An electronic alert, identifying all MRSA carriers including new cases and previously known carriers who are readmitted to hospital, is a very useful tool in increasing the awareness of MRSA status by clinical wards and barrier nursing [Reference Evans9–Reference Kac12]. Such a computer alert system was set up in Hôpital Européen Georges Pompidou in 2003. Using this electronic system, we evaluated the contribution of known MRSA carriers to global MRSA colonization pressure over a 7-year period.
This study was conducted in a 850-bed, 23-ward acute-care teaching hospital (13 medical wards, six surgical wards, five intensive care units), with a mean annual number of 26 000 inpatients during the 2004–2010 study period. Antibiotic susceptibility testing for S. aureus isolates is routinely performed in the laboratory using the disk diffusion method on Mueller–Hinton agar (bioMérieux, France) according to the recommendations of the European Committee for Antimicrobial Susceptibility Testing [13]. Any S. aureus isolate resistant to methicillin is categorized as MRSA, and patients colonized and/or infected with a MRSA isolate are categorized as MRSA patients.
Once the MRSA status is known, the MRSA patient is placed in a single room. All staff members wear disposable aprons during care and perform hand rubbing with an alcoholic solution before and after direct or indirect contact with the MRSA patient. Gloves are required when contact with blood or body fluids is anticipated. A dedicated MRSA poster detailing all barrier isolation precautions is placed on the door of the patient's room. MRSA nasal screening (and for wound if necessary) is required: (i) for patients discharged from intensive care units and transferred to medical or surgical wards, (ii) for patients transferred from nursing homes or long-term care facilities, and (iii) for patients with chronic wounds. Previously identified MRSA patients are considered to still be carriers if they are readmitted within 3 months after discharge. In this case, no screening is required, and barrier isolation precautions are implemented. In contrast, wards are asked to collect a screening sample when the delay between discharge and readmission is >3 months; barrier isolation precautions are nonetheless implemented pending sample result. No change in screening policy occurred during the study period.
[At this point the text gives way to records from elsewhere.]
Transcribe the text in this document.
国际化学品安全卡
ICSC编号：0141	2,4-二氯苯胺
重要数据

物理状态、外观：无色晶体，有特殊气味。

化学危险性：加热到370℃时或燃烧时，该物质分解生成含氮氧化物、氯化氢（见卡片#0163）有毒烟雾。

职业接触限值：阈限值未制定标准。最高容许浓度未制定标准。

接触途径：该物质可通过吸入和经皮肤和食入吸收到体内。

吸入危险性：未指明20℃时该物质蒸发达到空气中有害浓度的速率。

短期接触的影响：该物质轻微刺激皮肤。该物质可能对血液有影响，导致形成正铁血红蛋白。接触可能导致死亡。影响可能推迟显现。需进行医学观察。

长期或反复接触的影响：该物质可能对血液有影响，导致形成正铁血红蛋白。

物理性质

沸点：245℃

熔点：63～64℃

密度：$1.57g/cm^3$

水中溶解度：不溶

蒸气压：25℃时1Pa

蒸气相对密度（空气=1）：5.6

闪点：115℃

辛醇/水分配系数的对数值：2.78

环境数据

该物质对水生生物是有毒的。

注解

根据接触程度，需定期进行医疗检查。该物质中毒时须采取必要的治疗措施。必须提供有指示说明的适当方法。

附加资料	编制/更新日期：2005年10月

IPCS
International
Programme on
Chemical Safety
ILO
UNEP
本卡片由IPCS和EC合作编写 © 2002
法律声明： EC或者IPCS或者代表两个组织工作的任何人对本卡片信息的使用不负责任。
The knowledge of MRSA status by ward is mainly due to the electronic alert system [Reference Kac12]. Thanks to the laboratory information system, all initial MRSA isolates from diagnostic and screening samples, collected from inpatients and outpatients, are automatically included in a specific database. This database is automatically merged daily with the hospital's admission-discharge-transfer application. Three types of alert are therefore generated: one for new MRSA cases, one for MRSA patients transferred between wards, and one for all readmissions of known MRSA patients. Each alert is automatically emailed to the infection control team and the nursing team in charge of the patient.
From 2004 to 2010, 7346 alerts were generated by the computerized system for 1218 MRSA patients. New case alerts, transfer alerts and readmission alerts represented 14·4%, 11·1% and 74·5% of alerts, respectively, and concerned outpatients in 60·9% of cases. For the present study, only electronic alerts corresponding to new cases and readmitted inpatients were collected in a specific Access database (alerts corresponding to outpatients, i.e. patients attending the outpatient clinic, and transfer alerts were excluded). Thereby, 2058 alerts concerning 1060 patients were taken in account over the 7-year period. The number of alerts for each patient ranged from one to 18 with a mean of two alerts per patient. Among the 1060 patients, 574 patients were identified as new cases only, 154 were identified as readmitted cases only (because their first MRSA strain was isolated in the outpatient clinic and was not included in the study) and 332 were new cases who were subsequently readmitted.
According to median time of MRSA clearance reported previously [Reference Marschall and Mühlemann3–Reference Robicsek, Beaumont and Peterson5], the infection control team decided to exclude patients from the database when no positive MRSA sample could be found for 1 year. These patients could be re-included in the database as new MRSA cases if a new MRSA isolate was identified after 1 year. Thus, among the 906 new MRSA patients identified during the study period, 20 were counted twice, and two were counted three times for a total of 930 new case alerts (Table 1). The delay between two new case alerts for the same patient was <2 years for 17/22 patients, and the antimicrobial patterns of MRSA strains which resulted in several new case alerts for the same patient were different for only seven of the 22 patients (data not shown). This result suggests that when MRSA patients return to hospital a long time after discharge, and still remain a carrier, the persistence of the same strain appears to be the major mechanism encountered.
* Each alert counted correspond to the readmission of a MRSA patient in a clinical ward. The 486 MRSA readmitted patients accounted for 1128 patient-stays.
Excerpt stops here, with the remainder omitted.